Des visions différentes de l'Europe
Mark Rutte a ainsi perdu Londres et ne peut plus compter sur Angela Merkel qui, à l'occasion du plan de relance, semble s'être rangée dans le camp des pays, comme la France, appelant à plus de solidarité et de fédéralisme en Europe. Et c'est tout le problème pour le Premier ministre néerlandais : il juge que l'UE est trop diverse pour se permettre une plus forte intégration politique.
Il ne s'en est jamais caché. Lors d'un discours à Berlin en mars 2018, il avait ainsi appelé à "arrêter de considérer que l'Union européenne était un train qui fonçait à toute vitesse vers le fédéralisme". Pour les Néerlandais, c'est un danger car "il y a un groupe d'États de plus en plus nombreux en Europe qui ne veulent pas jouer selon les règles et qui risquent de vider de leur substance le projet européen si on va vers plus d'intégration politique", a expliqué à Politico Pieter Omtzigt, un membre de l'Appel chrétien-démocrate, un parti conservateur allié de Mark Rutte au gouvernement.
Il ne fait pas référence seulement aux pays du Sud, régulièrement accusés par ceux du Nord de dépenser trop.

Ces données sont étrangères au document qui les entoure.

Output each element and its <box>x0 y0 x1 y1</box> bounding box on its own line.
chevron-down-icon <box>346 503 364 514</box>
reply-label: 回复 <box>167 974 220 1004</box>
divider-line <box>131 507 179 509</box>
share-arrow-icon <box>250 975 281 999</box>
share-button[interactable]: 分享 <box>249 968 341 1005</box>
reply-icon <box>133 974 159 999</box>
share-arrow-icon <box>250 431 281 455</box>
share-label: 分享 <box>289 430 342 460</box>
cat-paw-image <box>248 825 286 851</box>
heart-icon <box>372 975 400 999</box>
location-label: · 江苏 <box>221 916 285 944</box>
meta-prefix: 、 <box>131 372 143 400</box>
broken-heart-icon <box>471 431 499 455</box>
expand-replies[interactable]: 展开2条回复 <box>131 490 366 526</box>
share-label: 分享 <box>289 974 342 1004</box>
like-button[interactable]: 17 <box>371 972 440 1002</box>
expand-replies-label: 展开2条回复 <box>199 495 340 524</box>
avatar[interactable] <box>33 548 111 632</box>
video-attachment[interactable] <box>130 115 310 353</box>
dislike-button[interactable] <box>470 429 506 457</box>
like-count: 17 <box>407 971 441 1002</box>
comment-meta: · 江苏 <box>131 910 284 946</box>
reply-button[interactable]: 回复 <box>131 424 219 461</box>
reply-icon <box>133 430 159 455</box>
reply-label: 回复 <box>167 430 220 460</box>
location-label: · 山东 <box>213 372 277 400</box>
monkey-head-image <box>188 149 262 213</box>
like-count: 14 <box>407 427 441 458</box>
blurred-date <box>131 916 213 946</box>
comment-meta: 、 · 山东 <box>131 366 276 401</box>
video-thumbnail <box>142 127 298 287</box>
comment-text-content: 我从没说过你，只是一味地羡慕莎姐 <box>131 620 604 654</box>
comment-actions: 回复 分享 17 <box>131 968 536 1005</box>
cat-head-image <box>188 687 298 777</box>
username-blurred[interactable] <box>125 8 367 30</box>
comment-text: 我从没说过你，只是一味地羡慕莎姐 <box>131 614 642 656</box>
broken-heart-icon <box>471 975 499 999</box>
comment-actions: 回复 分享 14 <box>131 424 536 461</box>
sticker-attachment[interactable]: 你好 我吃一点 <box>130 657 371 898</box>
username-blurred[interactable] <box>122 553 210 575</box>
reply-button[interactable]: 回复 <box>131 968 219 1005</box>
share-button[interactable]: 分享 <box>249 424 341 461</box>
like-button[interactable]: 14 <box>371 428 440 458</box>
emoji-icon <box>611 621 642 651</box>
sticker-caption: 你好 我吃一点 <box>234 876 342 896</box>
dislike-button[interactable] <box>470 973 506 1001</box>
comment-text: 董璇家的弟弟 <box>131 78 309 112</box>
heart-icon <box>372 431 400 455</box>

C'est aussi une critique contre des États comme la Pologne et la Hongrie, qui mènent des politiques populistes jugées par les Néerlandais incompatibles avec les valeurs de l'UE.
À cet égard, un aspect peu médiatisé de la bataille qui se déroule actuellement à Bruxelles autour du plan de relance illustre bien cette posture de défenseur de valeurs européennes de Mark Rutte. Les "quatre frugaux" veulent en effet lier l'aide financière que l'UE pourra fournir aux États membres au respect de "certaines valeurs démocratiques". Le Premier ministre hongrois, Viktor Orban, ne s'y est pas trompé, accusant Mark Rutte de mener "une vendetta personelle" contre lui et son pays.
Ce n'est donc pas uniquement pour une question de gros sous que Mark Rutte accepte de passer pour le méchant de l'histoire, opposé à plus de solidarité avec les pays les plus durement touchés par la crise sanitaire et économique. Il juge que ce plan remet fondamentalement en cause sa vision libérale – à la fois économiquement et politiquement – de l'Union européenne.